Madame Kang looked at her with mild interest. “Then how old are you?” she asked again.

Little Sister Hsia was suddenly solemn. “Oh—thirtyish,” she said in a low quick voice.

Madame Kang did not understand her. “Thirty-six,” she repeated amiably.

“No, no, not thirty-six, not so much,” Little Sister Hsia was laughing again, but there was protest in the laughter.

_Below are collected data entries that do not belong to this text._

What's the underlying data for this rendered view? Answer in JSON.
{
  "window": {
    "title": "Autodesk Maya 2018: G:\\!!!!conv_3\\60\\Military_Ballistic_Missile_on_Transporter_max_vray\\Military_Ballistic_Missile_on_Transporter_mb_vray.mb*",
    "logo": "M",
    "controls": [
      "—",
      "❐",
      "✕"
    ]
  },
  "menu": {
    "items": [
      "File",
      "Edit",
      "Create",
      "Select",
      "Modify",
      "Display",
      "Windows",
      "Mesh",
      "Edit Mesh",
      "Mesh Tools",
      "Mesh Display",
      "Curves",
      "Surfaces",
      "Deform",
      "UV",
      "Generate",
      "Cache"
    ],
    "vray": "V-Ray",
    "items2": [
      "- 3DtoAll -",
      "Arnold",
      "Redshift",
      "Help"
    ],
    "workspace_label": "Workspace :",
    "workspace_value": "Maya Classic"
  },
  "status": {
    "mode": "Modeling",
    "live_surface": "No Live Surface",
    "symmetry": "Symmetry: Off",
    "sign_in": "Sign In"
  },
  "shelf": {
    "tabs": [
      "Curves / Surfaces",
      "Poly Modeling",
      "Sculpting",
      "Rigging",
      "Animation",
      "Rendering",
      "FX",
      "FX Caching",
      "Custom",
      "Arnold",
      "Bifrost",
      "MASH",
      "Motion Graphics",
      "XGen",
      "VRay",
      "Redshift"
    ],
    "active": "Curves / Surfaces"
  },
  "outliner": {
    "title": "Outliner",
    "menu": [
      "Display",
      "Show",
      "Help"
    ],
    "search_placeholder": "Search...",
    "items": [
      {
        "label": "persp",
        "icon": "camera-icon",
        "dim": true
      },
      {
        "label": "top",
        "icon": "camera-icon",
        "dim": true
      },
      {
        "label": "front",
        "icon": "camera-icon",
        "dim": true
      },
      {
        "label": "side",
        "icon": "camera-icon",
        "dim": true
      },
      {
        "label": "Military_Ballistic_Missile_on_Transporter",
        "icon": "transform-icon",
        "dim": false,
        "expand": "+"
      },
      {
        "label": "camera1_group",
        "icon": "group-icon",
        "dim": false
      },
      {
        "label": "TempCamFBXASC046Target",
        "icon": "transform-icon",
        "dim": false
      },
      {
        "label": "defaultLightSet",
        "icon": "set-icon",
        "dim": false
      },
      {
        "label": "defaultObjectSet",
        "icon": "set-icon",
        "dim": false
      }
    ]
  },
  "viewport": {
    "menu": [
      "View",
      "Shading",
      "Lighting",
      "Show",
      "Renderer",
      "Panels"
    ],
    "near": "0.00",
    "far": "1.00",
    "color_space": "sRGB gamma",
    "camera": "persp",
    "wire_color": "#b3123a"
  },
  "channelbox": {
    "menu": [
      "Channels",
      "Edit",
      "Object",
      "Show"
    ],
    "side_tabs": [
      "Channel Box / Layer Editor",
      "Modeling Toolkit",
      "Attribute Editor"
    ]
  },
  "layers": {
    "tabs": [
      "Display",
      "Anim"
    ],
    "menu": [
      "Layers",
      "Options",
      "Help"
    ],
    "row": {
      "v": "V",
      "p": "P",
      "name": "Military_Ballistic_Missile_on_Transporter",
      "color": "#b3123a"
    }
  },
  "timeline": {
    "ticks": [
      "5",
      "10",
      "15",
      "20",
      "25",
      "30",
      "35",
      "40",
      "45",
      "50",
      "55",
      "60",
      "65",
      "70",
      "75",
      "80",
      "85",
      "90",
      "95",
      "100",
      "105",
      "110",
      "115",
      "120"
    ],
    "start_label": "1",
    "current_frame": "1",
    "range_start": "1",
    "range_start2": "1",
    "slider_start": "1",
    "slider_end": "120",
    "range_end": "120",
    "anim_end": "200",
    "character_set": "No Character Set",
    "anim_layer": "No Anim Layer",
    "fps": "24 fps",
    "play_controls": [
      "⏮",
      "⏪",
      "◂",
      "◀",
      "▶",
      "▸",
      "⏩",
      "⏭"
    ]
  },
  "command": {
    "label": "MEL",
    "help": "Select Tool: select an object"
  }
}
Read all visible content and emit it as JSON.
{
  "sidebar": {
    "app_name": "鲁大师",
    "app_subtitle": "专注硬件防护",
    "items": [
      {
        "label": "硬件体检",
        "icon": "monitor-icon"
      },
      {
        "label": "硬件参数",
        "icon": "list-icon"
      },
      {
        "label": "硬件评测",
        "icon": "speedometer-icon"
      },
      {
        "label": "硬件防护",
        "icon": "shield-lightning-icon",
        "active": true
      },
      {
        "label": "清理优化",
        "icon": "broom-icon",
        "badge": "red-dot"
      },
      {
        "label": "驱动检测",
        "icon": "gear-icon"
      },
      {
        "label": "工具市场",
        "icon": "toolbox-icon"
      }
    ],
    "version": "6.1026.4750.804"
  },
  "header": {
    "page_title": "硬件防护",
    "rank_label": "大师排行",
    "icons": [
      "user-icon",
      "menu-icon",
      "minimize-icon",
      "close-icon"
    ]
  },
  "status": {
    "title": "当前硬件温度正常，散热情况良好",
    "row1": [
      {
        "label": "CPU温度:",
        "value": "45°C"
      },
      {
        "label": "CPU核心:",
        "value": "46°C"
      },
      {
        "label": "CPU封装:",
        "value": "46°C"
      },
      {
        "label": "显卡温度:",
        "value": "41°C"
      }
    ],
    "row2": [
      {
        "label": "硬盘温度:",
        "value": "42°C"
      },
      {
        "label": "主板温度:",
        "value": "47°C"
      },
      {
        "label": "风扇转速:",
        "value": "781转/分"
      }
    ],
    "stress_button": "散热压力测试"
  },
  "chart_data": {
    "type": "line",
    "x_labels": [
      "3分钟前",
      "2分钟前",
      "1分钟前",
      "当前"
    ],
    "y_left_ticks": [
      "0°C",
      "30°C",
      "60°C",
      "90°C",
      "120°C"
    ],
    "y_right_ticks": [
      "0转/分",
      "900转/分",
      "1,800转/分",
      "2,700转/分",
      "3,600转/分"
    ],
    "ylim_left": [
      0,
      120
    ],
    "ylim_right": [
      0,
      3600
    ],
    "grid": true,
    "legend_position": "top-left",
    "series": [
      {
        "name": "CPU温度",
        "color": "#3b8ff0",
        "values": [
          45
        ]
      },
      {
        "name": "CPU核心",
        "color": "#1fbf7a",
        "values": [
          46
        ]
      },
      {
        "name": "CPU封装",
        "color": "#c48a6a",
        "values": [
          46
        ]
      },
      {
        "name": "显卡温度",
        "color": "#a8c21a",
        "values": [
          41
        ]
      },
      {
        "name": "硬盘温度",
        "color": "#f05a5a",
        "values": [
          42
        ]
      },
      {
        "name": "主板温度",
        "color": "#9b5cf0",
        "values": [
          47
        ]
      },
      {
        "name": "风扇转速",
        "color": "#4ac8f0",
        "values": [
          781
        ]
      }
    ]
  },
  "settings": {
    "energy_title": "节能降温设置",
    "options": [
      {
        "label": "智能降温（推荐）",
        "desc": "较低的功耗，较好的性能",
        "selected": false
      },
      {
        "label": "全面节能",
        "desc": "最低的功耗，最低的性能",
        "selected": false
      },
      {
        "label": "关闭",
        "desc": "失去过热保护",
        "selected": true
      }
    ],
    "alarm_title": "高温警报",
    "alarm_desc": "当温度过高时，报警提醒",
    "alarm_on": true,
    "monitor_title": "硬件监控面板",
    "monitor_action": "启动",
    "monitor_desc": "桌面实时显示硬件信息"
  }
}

Madame Wu heard this protest. “Come,” she said, “what does age matter? It is a good thing to live life year by year, enjoying each year.” She understood, by her gift of divining others, that the matter of age touched this Western woman because she was still a virgin. An old virgin! She had once seen this before in her own mother’s family. Her mother’s mother’s youngest sister had remained an old virgin, because the man she had been about to marry had died. The family had admired her and at the same time had been irritated daily by an elderly unmarried woman withering under their roof. At last, for her own peace, she had become a nun. In a fashion this Western woman was also perhaps a nun.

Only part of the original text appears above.